For Donald Ziraldo, wine is all about “history and a great story.”
The renowned winemaker’s latest vintage of Ziraldo Icewine has both — bringing his career full-circle while reflecting on his role in the evolution of the Canadian wine industry and the research centre created to support it, Brock University’s Cool Climate Oenology and Viticulture Institute (CCOVI).
Set for release this summer, Ziraldo’s forthcoming Riesling and Vidal Icewines were produced at Inniskillin Estate Wineries in Niagara-on-the-Lake. This is the first time since 2006 that Ziraldo has produced his wines at Inniskillin, which he co-founded alongside the late Karl Kaiser in 1975 after receiving the first winery licence since Prohibition.
“We’re excited to be working with Donald Ziraldo again and offering our Inniskillin Estate guests the opportunity to buy Ziraldo Icewine,” says Wendy Montgomery, Vice President, Marketing – Premium Brands at Arterra Wines Canada, Inniskillin’s parent company.
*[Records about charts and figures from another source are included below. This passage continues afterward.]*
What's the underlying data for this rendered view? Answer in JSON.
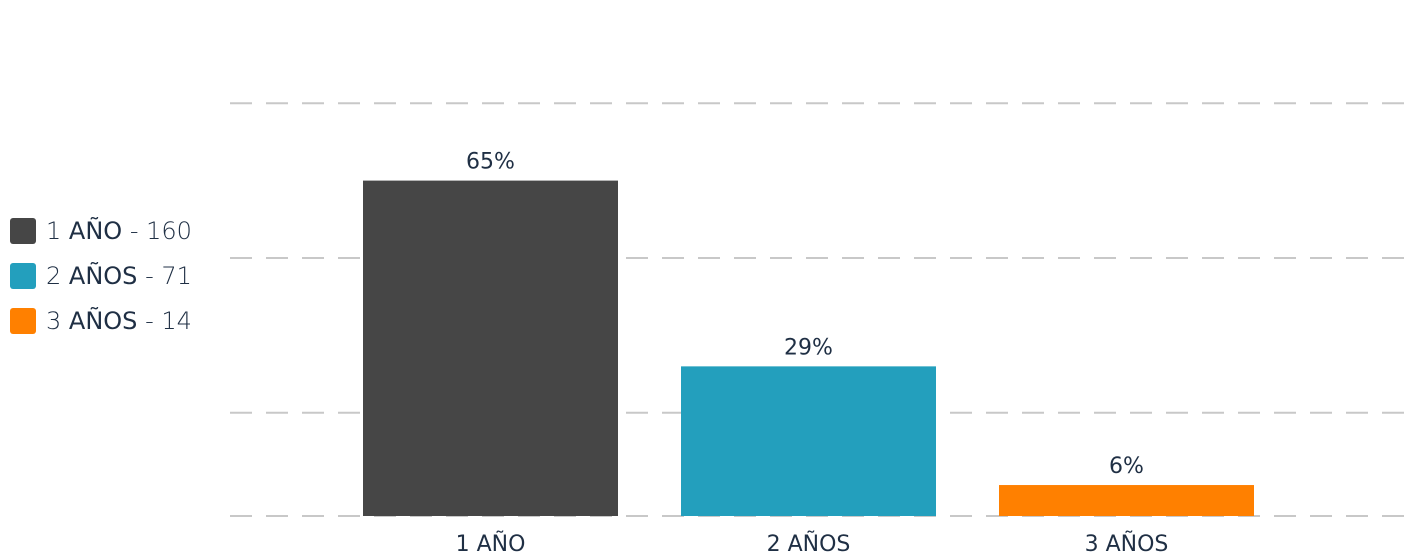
{
  "chart_data": {
    "type": "bar",
    "categories": [
      "1 AÑO",
      "2 AÑOS",
      "3 AÑOS"
    ],
    "values": [
      65,
      29,
      6
    ],
    "value_labels": [
      "65%",
      "29%",
      "6%"
    ],
    "colors": [
      "#464646",
      "#239fbd",
      "#ff8000"
    ],
    "ylim": [
      0,
      100
    ],
    "gridlines": [
      0,
      20,
      50,
      80
    ],
    "grid_color": "#c8c8c8",
    "title": "",
    "xlabel": "",
    "ylabel": "",
    "legend": {
      "placement": "left",
      "items": [
        {
          "num": "1",
          "name": "AÑO",
          "count": "- 160"
        },
        {
          "num": "2",
          "name": "AÑOS",
          "count": "- 71"
        },
        {
          "num": "3",
          "name": "AÑOS",
          "count": "- 14"
        }
      ]
    }
  }
}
From the moment they began making wine together, Ziraldo and Kaiser strongly believed that amazing wines could be produced in Canada. They also felt that having a strong research, outreach and educational partner would be key to helping the industry become what it is today.
Thanks to this foresight, Ziraldo joined a group of industry and academic partners to form Brock’s CCOVI in 1996, and the Oenology and Viticulture (OEVI) program one year later.
Ziraldo led the capital campaign for the institute, and, in 1999, CCOVI opened the doors to Inniskillin Hall. The building would become CCOVI’s permanent home, named in recognition of the lead $600,000 capital campaign donation by Vincor Inc. (now Arterra Wines Canada).
Ziraldo and Kaiser broke new ground when they began using highly regarded European Vitis vinifera vines at Inniskillin rather the labrusca vines that were being used in Niagara at the time. After successfully proving the vines could stand up to Canadian winters and make high-quality domestic wines, they began another game-changing venture: producing a high-quality Icewine in Niagara.
“When Karl first suggested it to me, I thought, are you crazy? We’re going to leave grapes on the vine to freeze and then make wine?” Ziraldo recalls. “Then, you had the skeptics who were also saying: ‘Are you kidding? You’re going to get someone to pay $50 to $100 for a half bottle of Canadian wine?’ Everyone thought we were completely nuts.”
After losing their first Icewine harvest to birds and overcoming other challenges along the way, their efforts would eventually pay off when the 1989 Inniskillin Vidal Icewine received the Grand prix d’Honneur at Vinexpo-France in 1991. A bottle of that historic wine can also be found in CCOVI’s wine cellar, where it is professionally preserved as part of the institute’s Icewine Collection.
“I’m Italian, so I’ll draw the analogy of the Pope giving his blessing: This was like the French blessing Inniskillin Icewine as the best dessert wine in the world,” Ziraldo says.
From then on, international awards and recognition continued to roll in and Canadian wine sales dramatically increased, effectively putting Inniskillin and Canadian wine on the global map.
Thirty years later, Ziraldo brought production of his own line of Icewines back to where it all began.
Ziraldo Icewine has other historical ties, too, as the Riesling Icewine is made from grapes grown on the original Inniskillin site in Niagara-on-the-Lake, located two kilometres down the road from the existing winery (built in 1978).
Ziraldo says the process has been “very gratifying” overall. Not only did he get to produce wine at the site where his career began, but he was also able to do so alongside his eight-year-old son, Aspen Ziraldo, who accompanied him during the harvest.
“For me, it was not only a feeling of carrying on Karl’s legacy but also hopefully, with it being back at Inniskillin, the legacy will continue to carry on into the future,” he says. “I don’t know if my son is going to be a winemaker or a ski bum or an architect, but he has the opportunity to carry on that winemaking legacy, if he so chooses.”
CCOVI Director Debbie Inglis, a leading Icewine researcher who worked directly with Kaiser on Icewine-related projects, says the release also provides an opportunity to look back on the region’s rich history and accomplishments.
“Icewine is such a pivotal part of our national wine story and this pays tribute to the foresight, innovation, and hard work of everyone who helped make Canadian Icewine what it is today,” says Inglis, who is also a Niagara grape grower. “With CCOVI’s 25-year anniversary coming up this October, it’s also heartening to reflect on how far we’ve come and to look forward to the exciting opportunities that still lay ahead for our industry.”